Hong Kong government data are providing a more detailed economic picture of the effects of the outbreak of Severe Acute Respiratory Syndrome, or SARS. Hong Kong released its first quarter economic report this week, along with preliminary figures on Gross Domestic Product. The report says the territory's economy displayed strong growth momentum at the start of the year - but worsened abruptly in mid-March, when SARS began spreading and travelers canceled trips to Hong Kong.
The report says consumer spending fell more than two percent in real terms, year-on-year. Unemployment rose from 7.2 percent in the final quarter of 2002, to 7.8 percent in the second quarter of 2003. Hong Kong government economist K.Y. Tang says those numbers are an indicator of the SARS effect.
Mr. Tang says the SARS outbreak has affected the consumption and tertiary industries, namely tourism and catering. He says those industries are labor-intensive, so this affects the unemployment rate significantly.
South Korea's industrial output slowed to 1.8 percent in April, year-on-year. That is a sharply lower rate of increase than the five percent rise recorded in March. The country's National Statistics Office cites a slowdown in domestic demand and in output of semiconductors.
On the positive side, South Korea's current account deficit narrowed in April to about $386 million, from $1.1 billion in March. The Central Bank of Korea credits lower oil prices and an overall rise in exports.
Philippine government officials say the economy is doing well, expanding 4.5 percent year-on-year in the three months to March. Philippine Economic Planning Secretary Alberto Neri credits robust consumer confidence for pushing expansion towards the high end of official forecasts.

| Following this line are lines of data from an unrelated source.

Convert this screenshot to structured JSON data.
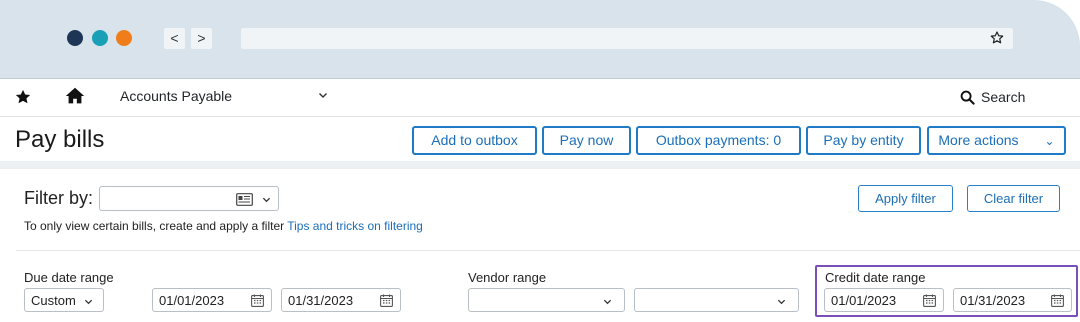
{
  "browser": {
    "back_label": "<",
    "forward_label": ">"
  },
  "topbar": {
    "module_label": "Accounts Payable",
    "search_label": "Search"
  },
  "page": {
    "title": "Pay bills"
  },
  "actions": {
    "add_to_outbox": "Add to outbox",
    "pay_now": "Pay now",
    "outbox_payments": "Outbox payments: 0",
    "pay_by_entity": "Pay by entity",
    "more_actions": "More actions"
  },
  "filter": {
    "label": "Filter by:",
    "value": "",
    "apply_label": "Apply filter",
    "clear_label": "Clear filter",
    "hint_text": "To only view certain bills, create and apply a filter ",
    "hint_link": "Tips and tricks on filtering"
  },
  "due_date_range": {
    "label": "Due date range",
    "preset": "Custom",
    "from": "01/01/2023",
    "to": "01/31/2023"
  },
  "vendor_range": {
    "label": "Vendor range",
    "from": "",
    "to": ""
  },
  "credit_date_range": {
    "label": "Credit date range",
    "from": "01/01/2023",
    "to": "01/31/2023"
  },
  "colors": {
    "accent": "#1f7ac7",
    "highlight": "#7b4fb8"
  }
}
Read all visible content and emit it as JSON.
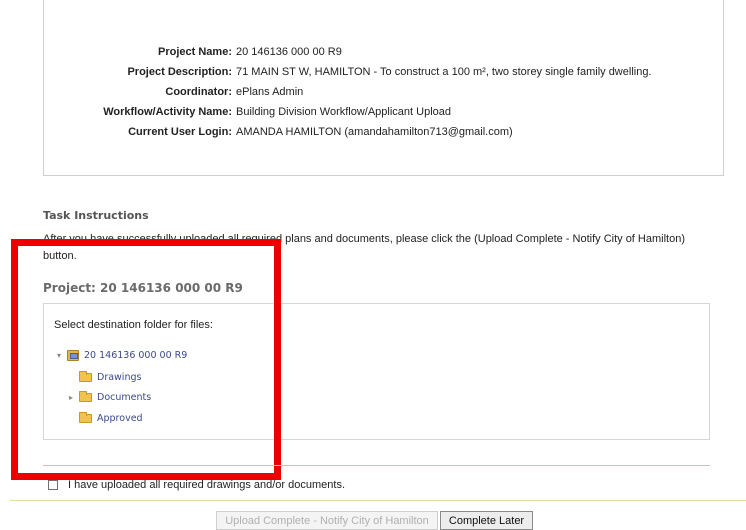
{
  "project_info": {
    "rows": [
      {
        "label": "Project Name:",
        "value": "20 146136 000 00 R9"
      },
      {
        "label": "Project Description:",
        "value": "71 MAIN ST W, HAMILTON - To construct a 100 m², two storey single family dwelling."
      },
      {
        "label": "Coordinator:",
        "value": "ePlans Admin"
      },
      {
        "label": "Workflow/Activity Name:",
        "value": "Building Division Workflow/Applicant Upload"
      },
      {
        "label": "Current User Login:",
        "value": "AMANDA HAMILTON (amandahamilton713@gmail.com)"
      }
    ]
  },
  "task": {
    "heading": "Task Instructions",
    "text": "After you have successfully uploaded all required plans and documents, please click the (Upload Complete - Notify City of Hamilton) button."
  },
  "project_heading": "Project: 20 146136 000 00 R9",
  "destination": {
    "label": "Select destination folder for files:",
    "tree": {
      "root": "20 146136 000 00 R9",
      "items": [
        "Drawings",
        "Documents",
        "Approved"
      ]
    }
  },
  "confirm_label": "I have uploaded all required drawings and/or documents.",
  "buttons": {
    "upload_complete": "Upload Complete - Notify City of Hamilton",
    "complete_later": "Complete Later"
  },
  "annotation_color": "#ee0000"
}
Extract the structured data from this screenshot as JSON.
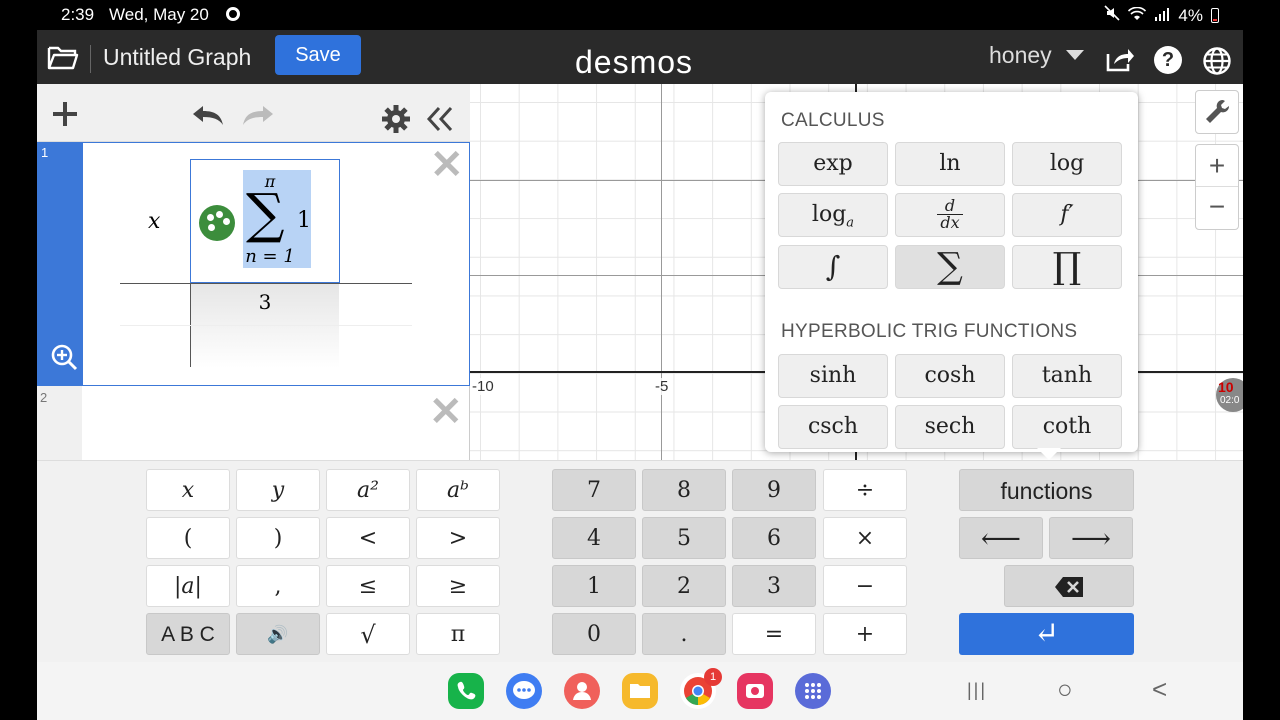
{
  "status_bar": {
    "time": "2:39",
    "date": "Wed, May 20",
    "battery": "4%"
  },
  "header": {
    "title": "Untitled Graph",
    "save_label": "Save",
    "logo": "desmos",
    "user": "honey"
  },
  "expressions": [
    {
      "index": "1",
      "table": {
        "header_x": "x",
        "sum_upper": "π",
        "sum_symbol": "∑",
        "sum_lower": "n = 1",
        "sum_body": "1",
        "value": "3"
      }
    },
    {
      "index": "2"
    }
  ],
  "graph": {
    "x_ticks": [
      "-10",
      "-5"
    ],
    "right_edge_label": "10",
    "timer": "02:0",
    "tools": {
      "zoom_in": "+",
      "zoom_out": "−"
    }
  },
  "functions_popover": {
    "sections": [
      {
        "title": "CALCULUS",
        "keys": [
          "exp",
          "ln",
          "log",
          "loga",
          "d/dx",
          "f′",
          "∫",
          "∑",
          "∏"
        ]
      },
      {
        "title": "HYPERBOLIC TRIG FUNCTIONS",
        "keys": [
          "sinh",
          "cosh",
          "tanh",
          "csch",
          "sech",
          "coth"
        ]
      }
    ],
    "log_base_main": "log",
    "log_base_sub": "a",
    "deriv_num": "d",
    "deriv_den": "dx"
  },
  "keypad": {
    "left": [
      "x",
      "y",
      "a²",
      "aᵇ",
      "(",
      ")",
      "<",
      ">",
      "|a|",
      ",",
      "≤",
      "≥",
      "A B C",
      "🔊",
      "√",
      "π"
    ],
    "numeric": [
      "7",
      "8",
      "9",
      "÷",
      "4",
      "5",
      "6",
      "×",
      "1",
      "2",
      "3",
      "−",
      "0",
      ".",
      "=",
      "+"
    ],
    "functions_label": "functions",
    "left_arrow": "⟵",
    "right_arrow": "⟶",
    "backspace": "⌫",
    "enter": "↵"
  },
  "nav": {
    "chrome_badge": "1",
    "recents": "|||",
    "home": "○",
    "back": "<"
  },
  "colors": {
    "accent": "#2f72dc",
    "expr_blue": "#3c78d8",
    "selection": "#b8d3f5",
    "palette_green": "#3c8d3c"
  }
}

Singapore officials say April industrial output fell five percent from a year earlier, coming in well below government forecasts. Singapore's Economic Development Board does not specifically mention SARS in its report. It points to weak information technology spending and demand. Singapore's electronics sector, which accounts for half its entire industrial output, contracted by 5.3 percent in April year-on-year.
Singapore leaders say they hope to conclude negotiations within a year for a free trade agreement with India. They would like to see the city-state become a sort of "Hong Kong" for India, in the sense of an international point of access to India's opening economy. Singapore is heavily dependent on external trade, and has already signed free trade agreements with the United States, New Zealand, Australia, and Japan.